Die Thomaner: A Year in the life of the St. Thomas Boys Choir Leipzig

 

Our rating

3

Published: January 22, 2013 at 3:23 pm

COMPOSERS: A film by Paul Smaczny & Günter Atteln
LABELS: Accentus
ALBUM TITLE: Die Thomaner: A Year in the life of the St. Thomas Boys Choir Leipzig
PERFORMER: The St. Thomas Boys Choir Leipzig
CATALOGUE NO: ACC20212

A mother’s hand gently strokes that of a child. St Thomas’s Leipzig is holding auditions for its choir. Is she trying to reassure her son? Or herself? Inside, the current successor to JS Bach, Georg Christoph Biller, is putting the boys through their paces. One hits a high ‘A’ with the aplomb of an Olympic high-jumper clearing the bar; another is pushed to a ‘B’, then, sounding uncannily like a banshee with attitude, a stratospheric top ‘C’. Grins erupt. It was probably ever thus. The St Thomas Boys Choir Leipzig celebrates its 800th anniversary this year, but Die Thomaner is less interested in history than in presenting a fly-on-the-wall documentary, a ‘Four Seasons’ in the life of a remarkable community that enjoys football, PlayStations, heavy metal, yet, week in, week out, grapples with the likes of the B minor Mass, the St Matthew Passion and the cantata cycles. Of course history is never far away. In every other nook and cranny there seems to be a bust or portrait of Bach staring down like some forbidding Teutonic Buddha – though with a treacly Downton-Abbey-esque film score stitched in near the start and finish, perhaps there’s good reason for the frown. And times change. A chorister, disappointed in not being included on the trip to Latin America, which dominates the ‘Autumn’ sequence, muses that from what he’s heard, he’s not missing much. Cue shots of on-tour revelry that contradict him.
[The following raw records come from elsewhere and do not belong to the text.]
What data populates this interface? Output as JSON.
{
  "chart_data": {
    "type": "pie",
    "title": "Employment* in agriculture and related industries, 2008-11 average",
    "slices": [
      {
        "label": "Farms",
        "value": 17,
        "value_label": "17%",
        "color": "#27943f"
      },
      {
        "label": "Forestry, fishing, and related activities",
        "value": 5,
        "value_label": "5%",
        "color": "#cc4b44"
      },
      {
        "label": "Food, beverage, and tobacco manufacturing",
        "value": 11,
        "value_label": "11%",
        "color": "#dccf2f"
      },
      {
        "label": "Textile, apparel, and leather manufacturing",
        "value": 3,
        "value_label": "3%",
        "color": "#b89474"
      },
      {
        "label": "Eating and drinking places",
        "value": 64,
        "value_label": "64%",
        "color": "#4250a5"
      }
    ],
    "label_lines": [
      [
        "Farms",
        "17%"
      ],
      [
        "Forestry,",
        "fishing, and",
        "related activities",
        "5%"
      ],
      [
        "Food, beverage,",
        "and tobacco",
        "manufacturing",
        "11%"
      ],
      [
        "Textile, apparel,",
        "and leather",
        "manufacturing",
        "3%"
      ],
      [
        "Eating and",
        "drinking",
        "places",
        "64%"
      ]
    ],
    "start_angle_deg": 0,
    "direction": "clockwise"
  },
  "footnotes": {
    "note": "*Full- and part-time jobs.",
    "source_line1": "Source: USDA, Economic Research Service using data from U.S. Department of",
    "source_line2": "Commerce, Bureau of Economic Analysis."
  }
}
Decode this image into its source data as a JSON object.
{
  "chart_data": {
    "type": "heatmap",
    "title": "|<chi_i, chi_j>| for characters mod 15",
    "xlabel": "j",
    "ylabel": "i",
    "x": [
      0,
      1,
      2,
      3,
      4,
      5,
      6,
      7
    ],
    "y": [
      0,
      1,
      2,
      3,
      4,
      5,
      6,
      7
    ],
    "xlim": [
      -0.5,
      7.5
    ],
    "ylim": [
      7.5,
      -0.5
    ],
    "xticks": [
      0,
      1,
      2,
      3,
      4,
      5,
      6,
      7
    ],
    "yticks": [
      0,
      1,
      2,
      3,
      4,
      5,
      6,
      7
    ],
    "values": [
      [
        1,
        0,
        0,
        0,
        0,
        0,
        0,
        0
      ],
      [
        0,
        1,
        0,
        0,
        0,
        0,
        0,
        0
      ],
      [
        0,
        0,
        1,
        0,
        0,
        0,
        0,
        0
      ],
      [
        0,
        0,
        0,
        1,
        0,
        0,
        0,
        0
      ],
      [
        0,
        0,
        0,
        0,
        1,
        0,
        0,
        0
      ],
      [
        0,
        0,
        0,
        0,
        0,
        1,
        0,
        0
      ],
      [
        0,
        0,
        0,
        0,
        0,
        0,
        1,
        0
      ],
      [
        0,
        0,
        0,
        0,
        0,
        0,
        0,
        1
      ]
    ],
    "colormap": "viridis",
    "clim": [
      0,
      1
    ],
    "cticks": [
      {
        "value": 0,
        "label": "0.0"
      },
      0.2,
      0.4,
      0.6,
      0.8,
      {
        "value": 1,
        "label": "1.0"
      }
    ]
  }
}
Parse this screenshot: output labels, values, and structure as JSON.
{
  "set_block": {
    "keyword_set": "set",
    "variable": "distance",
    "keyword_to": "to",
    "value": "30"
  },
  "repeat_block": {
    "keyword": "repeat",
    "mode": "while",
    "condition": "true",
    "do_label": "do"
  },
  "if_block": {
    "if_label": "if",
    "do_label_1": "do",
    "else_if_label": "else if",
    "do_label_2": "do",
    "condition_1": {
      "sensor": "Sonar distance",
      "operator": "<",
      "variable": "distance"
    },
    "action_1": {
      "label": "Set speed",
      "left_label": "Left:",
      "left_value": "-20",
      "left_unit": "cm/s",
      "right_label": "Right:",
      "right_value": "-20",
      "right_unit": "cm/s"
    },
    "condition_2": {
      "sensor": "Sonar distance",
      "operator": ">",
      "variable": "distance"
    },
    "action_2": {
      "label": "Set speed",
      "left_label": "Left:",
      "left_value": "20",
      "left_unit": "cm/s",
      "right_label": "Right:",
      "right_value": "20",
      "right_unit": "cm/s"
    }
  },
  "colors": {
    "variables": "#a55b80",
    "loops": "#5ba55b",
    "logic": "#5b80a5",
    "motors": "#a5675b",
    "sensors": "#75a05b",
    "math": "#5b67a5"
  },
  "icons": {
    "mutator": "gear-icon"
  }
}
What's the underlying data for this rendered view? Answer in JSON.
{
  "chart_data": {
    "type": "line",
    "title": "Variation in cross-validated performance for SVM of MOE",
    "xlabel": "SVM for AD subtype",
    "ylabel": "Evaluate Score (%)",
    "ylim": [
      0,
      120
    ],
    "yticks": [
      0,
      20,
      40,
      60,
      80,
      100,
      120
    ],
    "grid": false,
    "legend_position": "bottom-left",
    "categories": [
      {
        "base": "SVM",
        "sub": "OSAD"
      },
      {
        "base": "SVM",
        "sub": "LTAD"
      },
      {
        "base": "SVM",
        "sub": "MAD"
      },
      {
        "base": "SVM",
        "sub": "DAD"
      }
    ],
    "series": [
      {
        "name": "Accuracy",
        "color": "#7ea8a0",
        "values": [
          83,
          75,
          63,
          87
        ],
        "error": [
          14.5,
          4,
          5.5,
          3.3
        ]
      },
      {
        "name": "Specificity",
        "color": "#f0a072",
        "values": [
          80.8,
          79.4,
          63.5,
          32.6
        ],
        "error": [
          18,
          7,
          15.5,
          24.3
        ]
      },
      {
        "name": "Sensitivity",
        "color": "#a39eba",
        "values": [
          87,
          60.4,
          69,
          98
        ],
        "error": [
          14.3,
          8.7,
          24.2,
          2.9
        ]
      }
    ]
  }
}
Christmas brings carolling in the snow, Easter prompts reflections on faith and its absence, while throughout, the faultline between the tradition-hallowed Thomaner ethos and the 21st century is gently probed. Gently, because more questions are raised than are answered; but then, anchoring everything is the glorious certainty that is the music of JS Bach himself.